Saturday, August 29, 2009

Mantra Kelas 1 - Semua Asrama - #1

Memang sulit punya ayah seorang penyihir hebat. Nathaniel menghela napas dan menggerutu sepanjang perjalanan menuju Kelas Mantra, sesekali mengacak rambut hitamnya dengan sembarangan. Pertemuan kesekian kalinya dengan mata pelajaran yang satu ini entah mengapa selalu membangkitkan persepsi suram, membangunkan sisi gelap hatinya--seakan ada mantra modifikasi yang membolak-balik benaknya dan mengirimkan impuls ke otaknya untuk mengurungkan niat melanjutkan langkah menghadiri kelas kali ini. Tidak, ia bukannya tidak senang pada pendidikan mantra memantrai, hanya sedikit malas. Itu saja. Apakah belum cukup pelajaran mantra selama dua belas tahun ke belakang bersama ayahnya tercinta--yang seringkali menghabiskan waktu terlalu lama sehingga ia tak sempat berlatih sepak bola? Bosan, tahu tidak. Dad memang selalu meninggikan kepintaran akademik di atas hal lain, bahkan sedikit mengabaikan keinginan Nat dan Amanda untuk bermain bersama teman sebaya. Dan sialnya--atau untungnya?--Dad memiliki ilmu seluas dunia, seakan tak pernah habis. Fakta tersebut berarti mereka pun sepertinya harus terus belajar dan belajar, no matter what happen.
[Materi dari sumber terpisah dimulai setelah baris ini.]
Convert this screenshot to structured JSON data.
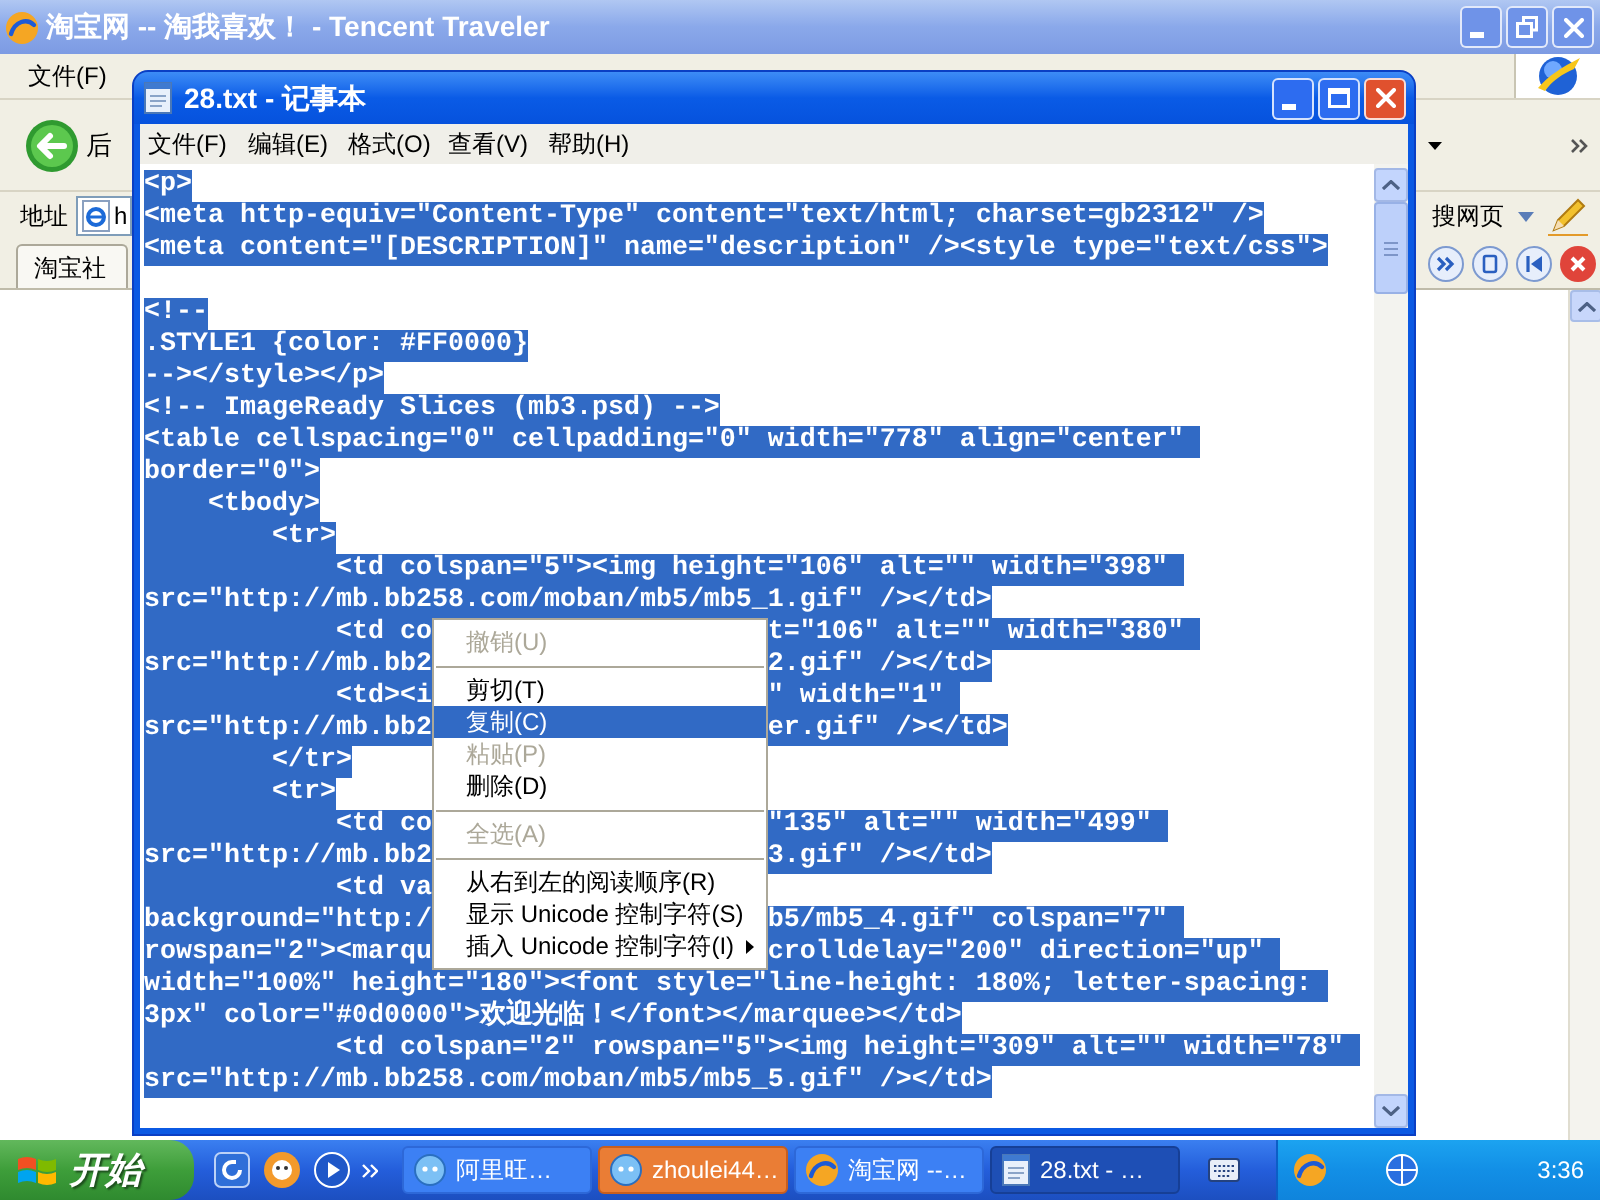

Well, itu terjadi sebelum mereka berdua terdaftar sebagai siswa Hogwarts. Setelah terdaftar? Ck, tidak jauh berbeda. Hampir setiap hari ia ditempa dengan hal-hal yang 'katanya' amat penting untuk diketahui dan dipelajari seorang penyihir, hal-hal yang berkaitan dengan masa depan. "...agar kau dapat tumbuh menjadi seorang penyihir hebat, Son." Ya, hanya itu. Hanya kalimat itu yang menjadi bekal Nat untuk melawan segala kemalasan dan ketidakinginannya mempelajari sihir. Huft, mimpi besar memang membutuhkan kerja keras dan kesungguhan yang besar pula.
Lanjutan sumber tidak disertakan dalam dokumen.